Um relatório do Metro de Medellín diz que a aparência quadrada dos 42 trens de primeira geração (chamados de trens MAN), só será vista nas fotos ou será lembrada pelos viajantes. Tudo porque, em dezembro de 2018, foram instaladas as carenagens aerodinâmicas no último trem da frota com a qual o sistema entrou em operação em 1995. Hoje, os 42 trens MAN têm um aspecto frontal arredondado que os torna mais aerodinâmico, acarretando economia de energia.

O relatório afirma que o projeto, chamado de “adequação aerodinâmica dos trens MAN”, nasceu da necessidade de se buscar opções de economia de energia, já que esse recurso representa altos custos para a empresa. Então começou-se a estudar, juntamente com a Universidad Pontificia Bolivariana (UPB) e com o apoio de Colciencias (departamento do governo colombiano para a Ciência, Tecnologia e Inovação) o efeito da aerodinâmica sobre o consumo de energia dos trens.

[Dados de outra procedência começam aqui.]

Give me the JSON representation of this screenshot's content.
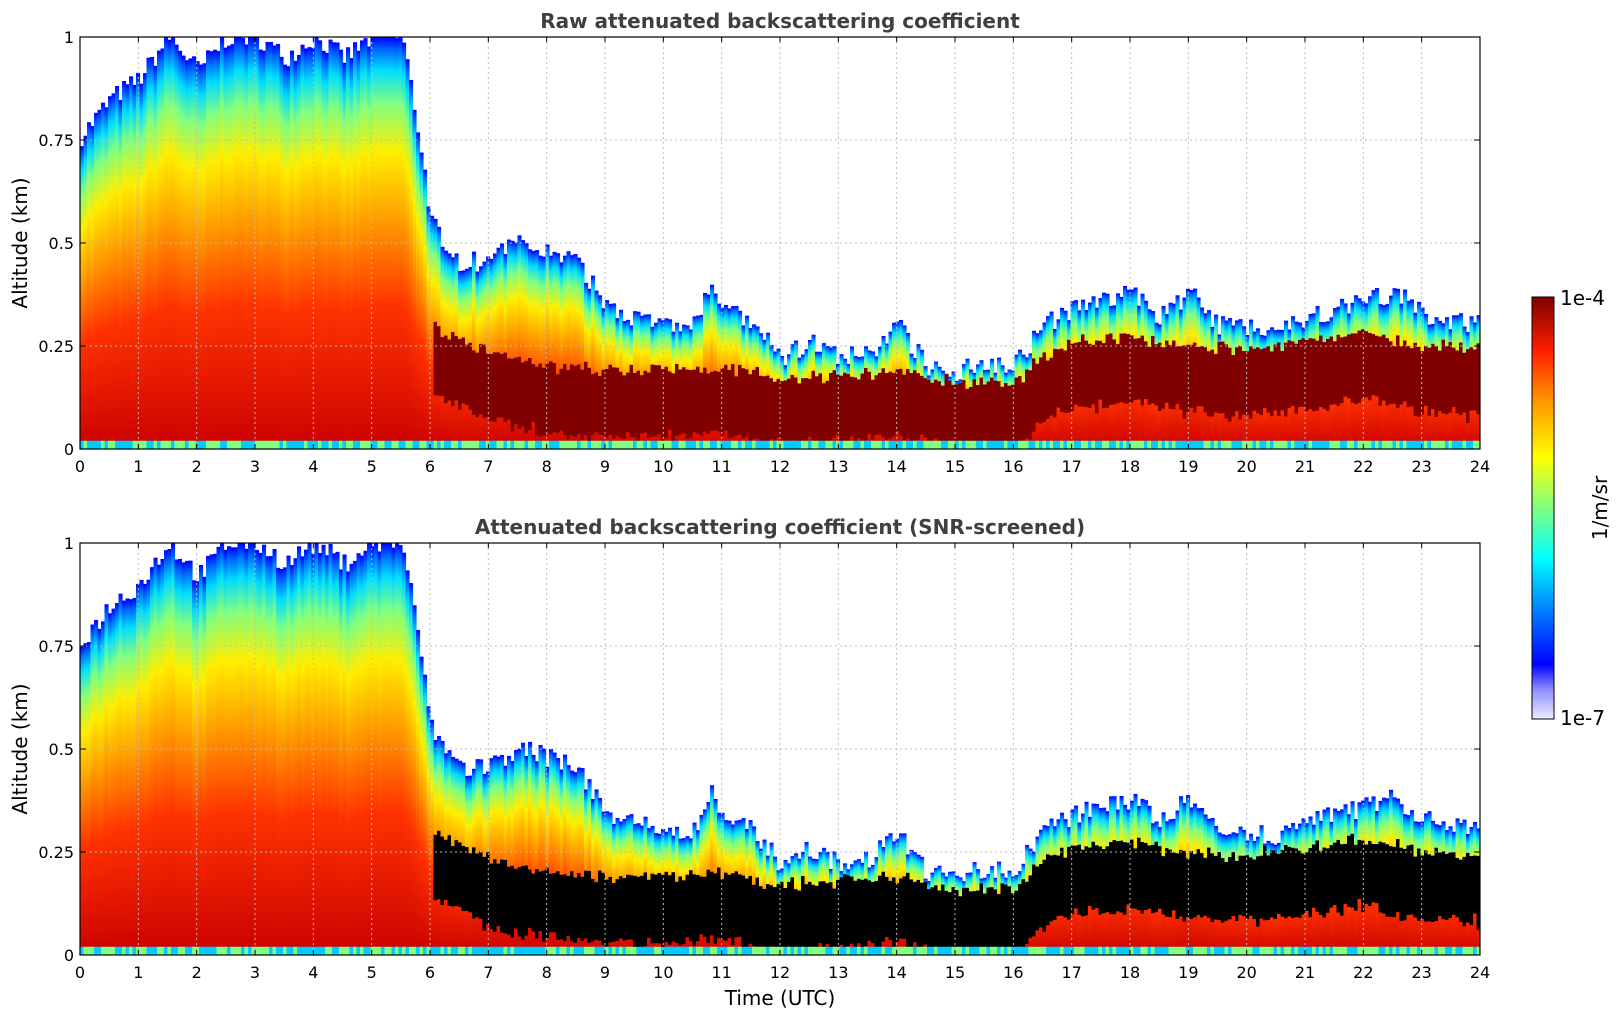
{
  "chart_data": [
    {
      "type": "heatmap",
      "title": "Raw attenuated backscattering coefficient",
      "xlabel": "",
      "ylabel": "Altitude (km)",
      "xlim": [
        0,
        24
      ],
      "ylim": [
        0,
        1
      ],
      "x_ticks": [
        "0",
        "1",
        "2",
        "3",
        "4",
        "5",
        "6",
        "7",
        "8",
        "9",
        "10",
        "11",
        "12",
        "13",
        "14",
        "15",
        "16",
        "17",
        "18",
        "19",
        "20",
        "21",
        "22",
        "23",
        "24"
      ],
      "y_ticks": [
        "0",
        "0.25",
        "0.5",
        "0.75",
        "1"
      ],
      "grid": true,
      "colorbar": {
        "min_label": "1e-7",
        "max_label": "1e-4",
        "label": "1/m/sr",
        "scale": "log"
      },
      "signal_top_km": [
        [
          0,
          0.76
        ],
        [
          0.5,
          0.85
        ],
        [
          1,
          0.9
        ],
        [
          1.5,
          1
        ],
        [
          2,
          0.92
        ],
        [
          2.5,
          1
        ],
        [
          3,
          1
        ],
        [
          3.5,
          0.95
        ],
        [
          4,
          1
        ],
        [
          4.5,
          0.95
        ],
        [
          5,
          1
        ],
        [
          5.5,
          1
        ],
        [
          5.8,
          0.75
        ],
        [
          6,
          0.55
        ],
        [
          6.5,
          0.45
        ],
        [
          7,
          0.46
        ],
        [
          7.5,
          0.5
        ],
        [
          8,
          0.48
        ],
        [
          8.5,
          0.45
        ],
        [
          9,
          0.35
        ],
        [
          9.5,
          0.32
        ],
        [
          10,
          0.3
        ],
        [
          10.5,
          0.3
        ],
        [
          10.8,
          0.4
        ],
        [
          11,
          0.34
        ],
        [
          11.5,
          0.3
        ],
        [
          12,
          0.22
        ],
        [
          12.5,
          0.26
        ],
        [
          13,
          0.22
        ],
        [
          13.5,
          0.23
        ],
        [
          14,
          0.3
        ],
        [
          14.5,
          0.2
        ],
        [
          15,
          0.19
        ],
        [
          15.5,
          0.21
        ],
        [
          16,
          0.21
        ],
        [
          16.5,
          0.3
        ],
        [
          17,
          0.34
        ],
        [
          17.5,
          0.36
        ],
        [
          18,
          0.38
        ],
        [
          18.5,
          0.32
        ],
        [
          19,
          0.38
        ],
        [
          19.5,
          0.3
        ],
        [
          20,
          0.3
        ],
        [
          20.5,
          0.29
        ],
        [
          21,
          0.32
        ],
        [
          21.5,
          0.34
        ],
        [
          22,
          0.36
        ],
        [
          22.5,
          0.38
        ],
        [
          23,
          0.33
        ],
        [
          23.5,
          0.31
        ],
        [
          24,
          0.3
        ]
      ],
      "layer_center_km": [
        [
          6,
          0.22
        ],
        [
          7,
          0.15
        ],
        [
          8,
          0.12
        ],
        [
          9,
          0.11
        ],
        [
          10,
          0.11
        ],
        [
          11,
          0.12
        ],
        [
          12,
          0.09
        ],
        [
          13,
          0.1
        ],
        [
          14,
          0.11
        ],
        [
          15,
          0.08
        ],
        [
          16,
          0.08
        ],
        [
          16.5,
          0.15
        ],
        [
          17,
          0.18
        ],
        [
          18,
          0.19
        ],
        [
          19,
          0.17
        ],
        [
          20,
          0.16
        ],
        [
          21,
          0.18
        ],
        [
          22,
          0.2
        ],
        [
          23,
          0.17
        ],
        [
          24,
          0.16
        ]
      ]
    },
    {
      "type": "heatmap",
      "title": "Attenuated backscattering coefficient (SNR-screened)",
      "xlabel": "Time (UTC)",
      "ylabel": "Altitude (km)",
      "xlim": [
        0,
        24
      ],
      "ylim": [
        0,
        1
      ],
      "x_ticks": [
        "0",
        "1",
        "2",
        "3",
        "4",
        "5",
        "6",
        "7",
        "8",
        "9",
        "10",
        "11",
        "12",
        "13",
        "14",
        "15",
        "16",
        "17",
        "18",
        "19",
        "20",
        "21",
        "22",
        "23",
        "24"
      ],
      "y_ticks": [
        "0",
        "0.25",
        "0.5",
        "0.75",
        "1"
      ],
      "grid": true,
      "screened_color": "#000000"
    }
  ],
  "colors": {
    "title": "#3f3f3f",
    "grid": "#bdbdbd",
    "layer_peak": "#800000",
    "screened": "#000000"
  }
}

Concluiu-se que uma maneira eficaz de economizar energia na operação desses veículos era melhorar sua condição aerodinâmica, alterando sua aparência frontal por meio de uma carenagem feita de materiais compósitos.

Este estudo simulações usadas Dinâmica de Fluidos Computacional (CFD), uma nova técnica no setor, o que facilitou o estudo do estado atual da aerodinâmica dos trens, para entender onde os pontos principais foram a melhorar em menos tempo e menor custo. Então, usando a mesma ferramenta, diferentes configurações de front ends foram tentadas para atingir este objetivo. Depois de vários modelos, a forma atual foi alcançada.

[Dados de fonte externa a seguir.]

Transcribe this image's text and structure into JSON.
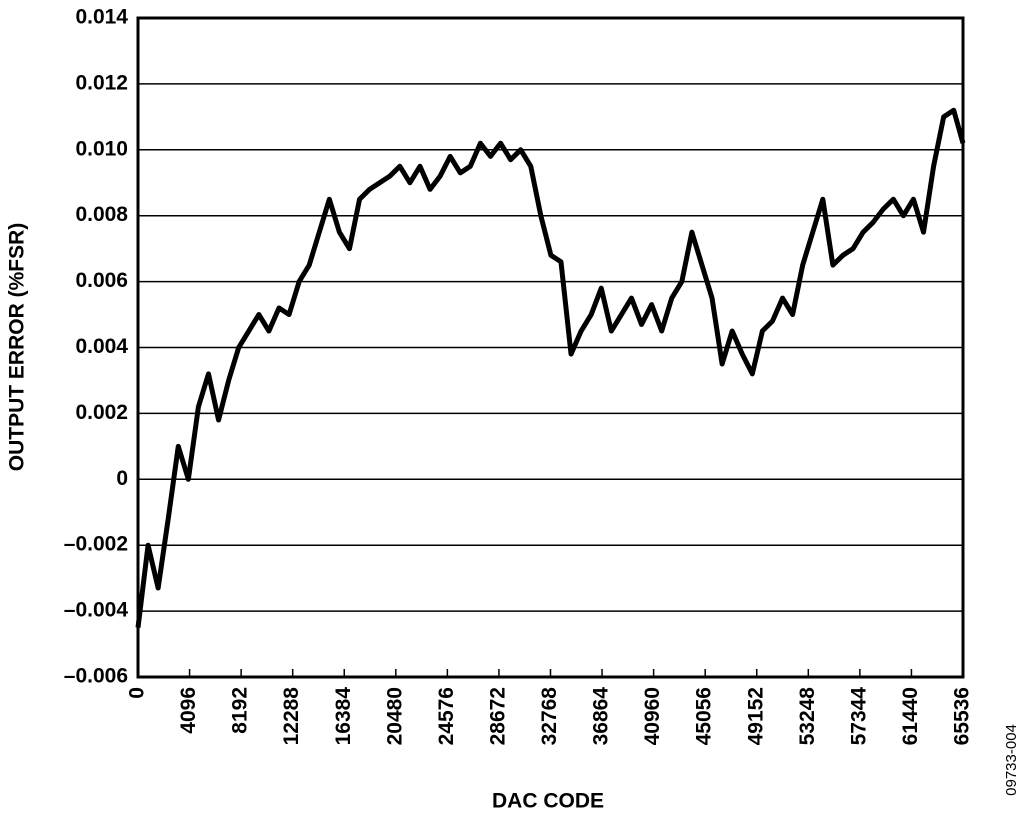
{
  "chart_data": {
    "type": "line",
    "xlabel": "DAC CODE",
    "ylabel": "OUTPUT ERROR (%FSR)",
    "annotation": "09733-004",
    "color": "#000000",
    "grid": true,
    "x": [
      0,
      800,
      1600,
      2400,
      3200,
      4000,
      4800,
      5600,
      6400,
      7200,
      8000,
      8800,
      9600,
      10400,
      11200,
      12000,
      12800,
      13600,
      14400,
      15200,
      16000,
      16800,
      17600,
      18400,
      19200,
      20000,
      20800,
      21600,
      22400,
      23200,
      24000,
      24800,
      25600,
      26400,
      27200,
      28000,
      28800,
      29600,
      30400,
      31200,
      32000,
      32800,
      33600,
      34400,
      35200,
      36000,
      36800,
      37600,
      38400,
      39200,
      40000,
      40800,
      41600,
      42400,
      43200,
      44000,
      44800,
      45600,
      46400,
      47200,
      48000,
      48800,
      49600,
      50400,
      51200,
      52000,
      52800,
      53600,
      54400,
      55200,
      56000,
      56800,
      57600,
      58400,
      59200,
      60000,
      60800,
      61600,
      62400,
      63200,
      64000,
      64800,
      65536
    ],
    "values": [
      -0.0045,
      -0.002,
      -0.0033,
      -0.0012,
      0.001,
      0.0,
      0.0022,
      0.0032,
      0.0018,
      0.003,
      0.004,
      0.0045,
      0.005,
      0.0045,
      0.0052,
      0.005,
      0.006,
      0.0065,
      0.0075,
      0.0085,
      0.0075,
      0.007,
      0.0085,
      0.0088,
      0.009,
      0.0092,
      0.0095,
      0.009,
      0.0095,
      0.0088,
      0.0092,
      0.0098,
      0.0093,
      0.0095,
      0.0102,
      0.0098,
      0.0102,
      0.0097,
      0.01,
      0.0095,
      0.008,
      0.0068,
      0.0066,
      0.0038,
      0.0045,
      0.005,
      0.0058,
      0.0045,
      0.005,
      0.0055,
      0.0047,
      0.0053,
      0.0045,
      0.0055,
      0.006,
      0.0075,
      0.0065,
      0.0055,
      0.0035,
      0.0045,
      0.0038,
      0.0032,
      0.0045,
      0.0048,
      0.0055,
      0.005,
      0.0065,
      0.0075,
      0.0085,
      0.0065,
      0.0068,
      0.007,
      0.0075,
      0.0078,
      0.0082,
      0.0085,
      0.008,
      0.0085,
      0.0075,
      0.0095,
      0.011,
      0.0112,
      0.0102
    ],
    "xlim": [
      0,
      65536
    ],
    "xticks": [
      0,
      4096,
      8192,
      12288,
      16384,
      20480,
      24576,
      28672,
      32768,
      36864,
      40960,
      45056,
      49152,
      53248,
      57344,
      61440,
      65536
    ],
    "ylim": [
      -0.006,
      0.014
    ],
    "yticks": [
      {
        "value": -0.006,
        "label": "–0.006"
      },
      {
        "value": -0.004,
        "label": "–0.004"
      },
      {
        "value": -0.002,
        "label": "–0.002"
      },
      0,
      0.002,
      0.004,
      0.006,
      0.008,
      {
        "value": 0.01,
        "label": "0.010"
      },
      0.012,
      0.014
    ]
  }
}
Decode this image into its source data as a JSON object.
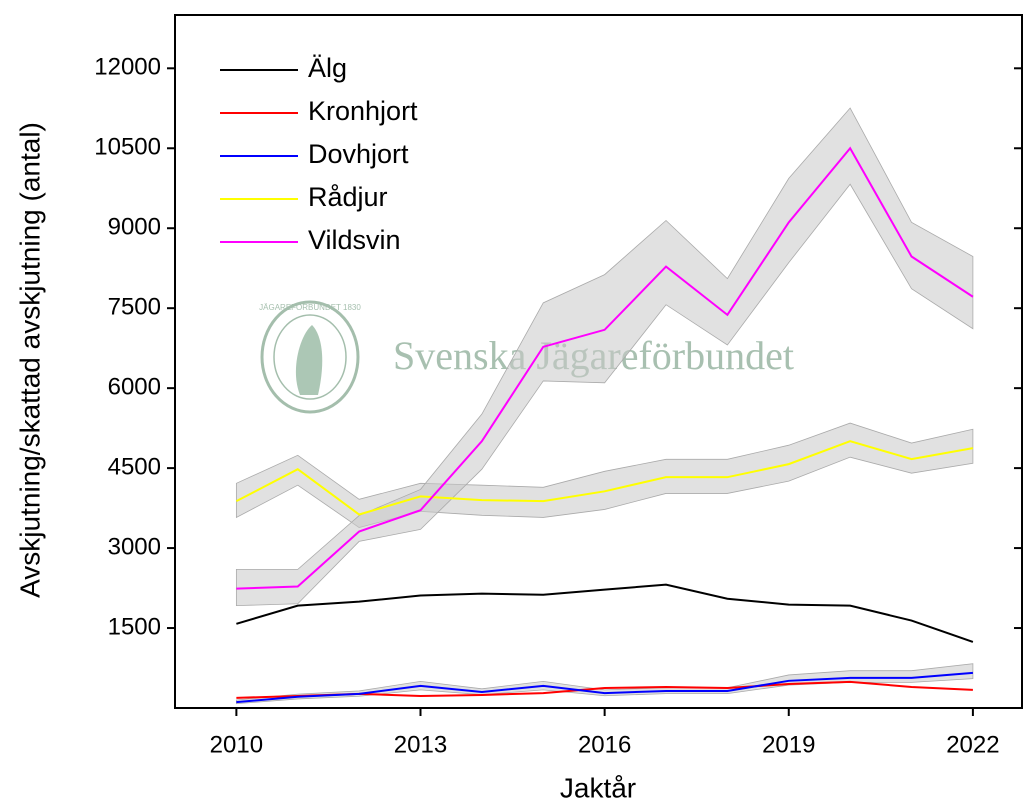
{
  "chart_data": {
    "type": "line",
    "y_label": "Avskjutning/skattad avskjutning (antal)",
    "x_label": "Jaktår",
    "watermark": "Svenska Jägareförbundet",
    "logo_text": "JÄGAREFÖRBUNDET 1830",
    "x": [
      2010,
      2011,
      2012,
      2013,
      2014,
      2015,
      2016,
      2017,
      2018,
      2019,
      2020,
      2021,
      2022
    ],
    "xlim": [
      2009,
      2022.8
    ],
    "xticks": [
      2010,
      2013,
      2016,
      2019,
      2022
    ],
    "ylim": [
      0,
      13000
    ],
    "yticks": [
      1500,
      3000,
      4500,
      6000,
      7500,
      9000,
      10500,
      12000
    ],
    "legend": "upper left",
    "band_color": "#c8c8c8",
    "series": [
      {
        "name": "Älg",
        "color": "#000000",
        "values": [
          1580,
          1920,
          1995,
          2110,
          2145,
          2125,
          2220,
          2315,
          2050,
          1940,
          1920,
          1640,
          1240
        ]
      },
      {
        "name": "Kronhjort",
        "color": "#ff0000",
        "values": [
          190,
          225,
          265,
          225,
          245,
          280,
          375,
          395,
          375,
          450,
          490,
          395,
          340
        ]
      },
      {
        "name": "Dovhjort",
        "color": "#0000ff",
        "values": [
          110,
          210,
          265,
          415,
          300,
          415,
          280,
          320,
          320,
          510,
          565,
          565,
          660
        ],
        "lower": [
          80,
          170,
          220,
          340,
          250,
          340,
          230,
          270,
          270,
          430,
          480,
          480,
          550
        ],
        "upper": [
          150,
          260,
          320,
          500,
          360,
          500,
          340,
          380,
          380,
          620,
          700,
          700,
          830
        ]
      },
      {
        "name": "Rådjur",
        "color": "#ffff00",
        "values": [
          3880,
          4480,
          3630,
          3970,
          3900,
          3880,
          4065,
          4330,
          4330,
          4575,
          5005,
          4670,
          4875
        ],
        "lower": [
          3575,
          4180,
          3385,
          3690,
          3615,
          3575,
          3725,
          4025,
          4025,
          4255,
          4705,
          4405,
          4590
        ],
        "upper": [
          4215,
          4740,
          3915,
          4215,
          4180,
          4140,
          4440,
          4665,
          4665,
          4930,
          5345,
          4970,
          5230
        ]
      },
      {
        "name": "Vildsvin",
        "color": "#ff00ff",
        "values": [
          2240,
          2280,
          3310,
          3710,
          5005,
          6775,
          7095,
          8280,
          7375,
          9110,
          10500,
          8470,
          7715
        ],
        "lower": [
          1920,
          1955,
          3125,
          3350,
          4480,
          6135,
          6100,
          7565,
          6810,
          8355,
          9825,
          7865,
          7115
        ],
        "upper": [
          2600,
          2600,
          3610,
          4100,
          5515,
          7600,
          8130,
          9145,
          8055,
          9935,
          11255,
          9110,
          8470
        ]
      }
    ]
  }
}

NOVO TESTERO, MENOS RESISTÊNCIA

O frontal quadrado com a qual os trens da MAN foram fabricados ocasiona maior resistência à velocidade, o que implica um maior gasto de energia. Graças a essas novas carenagens ou máscaras frontais arredondadas, os trens são menos resistentes ao vento e precisam de menos energia para se mover.

Além da modificação da cabine externa do trem, o painel do motorista foi adaptado para torná-lo mais ergonômico e moderno.

O investimento no projeto foi de aproximadamente 2 bilhões de pesos (US $ 700.832). Espera-se que a economia de energia usada nos trens de tração alcance até 4%, representando uma economia de 300 milhões de pesos (95568 dólares) por ano.